Osmanlı İmparatorluğu'nun oluşturduğu bu birlik ve beraberlik ortamı, 18. yüzyıldan itibaren yayılmakta olan sömürgecilik tehdidi altında kalmaya başlamıştır. Bazı ülkeler Balkanlar'da, Güney Asya'da, Afrika'da sömürgecilik faaliyetlerine girişmiş, bu bölgelerde yaşayan Müslümanları egemenlikleri altına almaya çalışmışlardır. Müslüman bilim adamları, bu sömürgecilik faaliyetleri karşısında İslam Birliği'ni korumak için "Halife-yi Ru-yi Zemin" (Yeryüzünün Halifesi) kavramını geliştirmişlerdir.

Bu dönemde Müslüman Birliğini güçlendirmek ve yaygınlaştırmak için en büyük çabayı gösteren kişi Sultan II. Abdülhamit Han olmuştur. Oldukça çalkantılı bir dönemde tahta çıkan Abdülhamit Han, elindeki kısıtlı imkanlarla Osmanlı Devleti'ni yıkılmaktan korumak ve İslam Birliği'ni sağlamak için büyük bir çabanın içine girmiştir.

Abdülhamit Han, hilafet kavramını yeniden tanımlayarak, bu makamı, bütün Müslümanları temsil eden manevi bir otorite haline getirmiştir. Bu sayede Çin'den Hindistan'a, Afrika'dan Balkanlar'a kadar bütün Müslümanları tek bir bayrak altında birleştirmenin yolunu bulmuştur. Abdülhamit Han'ın İslam Birliği politikasının dört ana amacı vardır.

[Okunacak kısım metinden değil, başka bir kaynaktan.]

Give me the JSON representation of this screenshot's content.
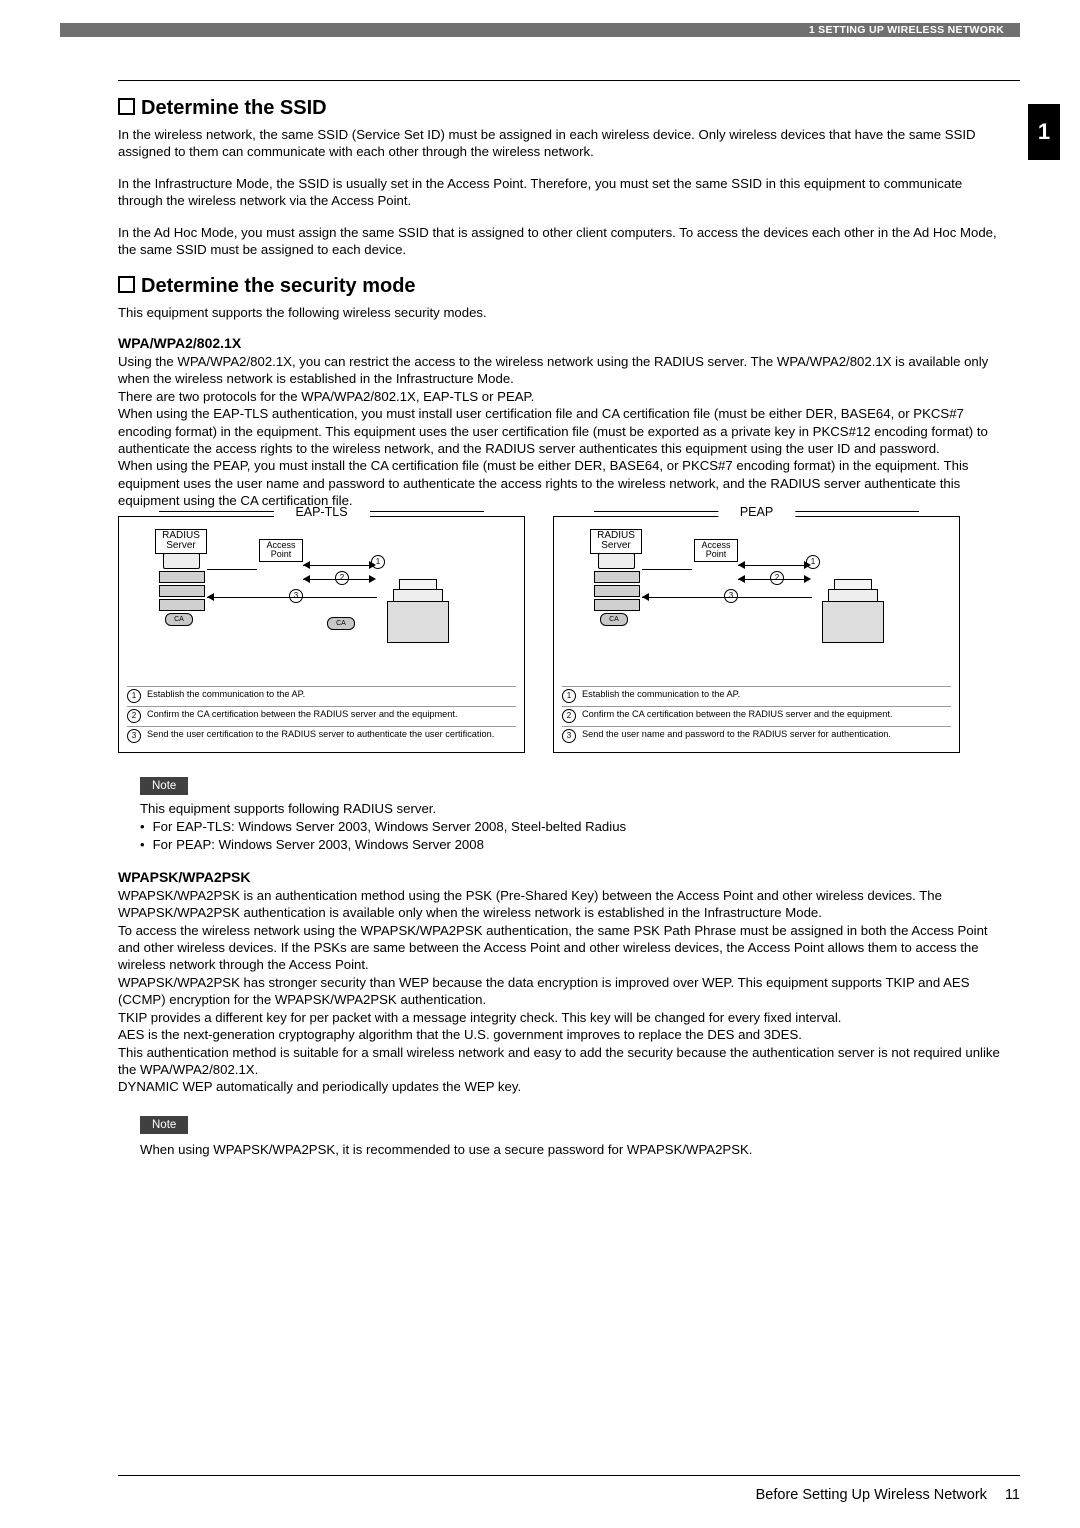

Bunlardan birinci ve en önemlisi;

Müslüman ülkelere yönelik sömürgeleşme ve işgal faaliyetlerini durdurmaktır.

İkincisi ise;

Çeşitli ülkelerin sahip oldukları ayrıcalıkları kaldırmaktır.

Üçüncü amaç;

Hurafeleri ve bidatları ortadan kaldırarak gerçek İslam inancını yeniden tesis etmektir.

Dördüncü ve nihai amaç ise;

Müslümanları tek bir bayrak ve otorite altında birleştirmenin yolunu bulmaktır.

Bu politika kısa sürede ilgi uyandırmış ve İslami birlik kavramı o kadar güçlü olmuştur ki, ırkçı, milliyetçi fikirlere kapılan bazı Müslüman topluluklar bile, bu manevi otorite altında birleşmek konusunda sorun çıkarmamışlardır. Abdülhamit'in çabaları, İslam dünyasında büyük bir yankı uyandırmıştır. Örneğin, Hindistan'ın çeşitli bölgelerinde faaliyet gösteren Osmanlı Konsolosları (Şehbender) yoğun tebliğ faaliyetleriyle, Müslümanların birliğe katılmalarını sağlamışlardır. Osmanlı-Rus Savaşı sırasında, yoksulluklarına rağmen Hindistan Müslümanları ciddi yardım kampanyaları düzenlemiş, büyük fedakarlıklarda bulunmuşlardır. Bu dönemde dünyanın dört bir yanındaki İslam ülkelerinde Cuma günleri okunan hutbelerde Halife-i Müslimin olarak Sultan Abdülhamit Han'ın adı okutulmuştur.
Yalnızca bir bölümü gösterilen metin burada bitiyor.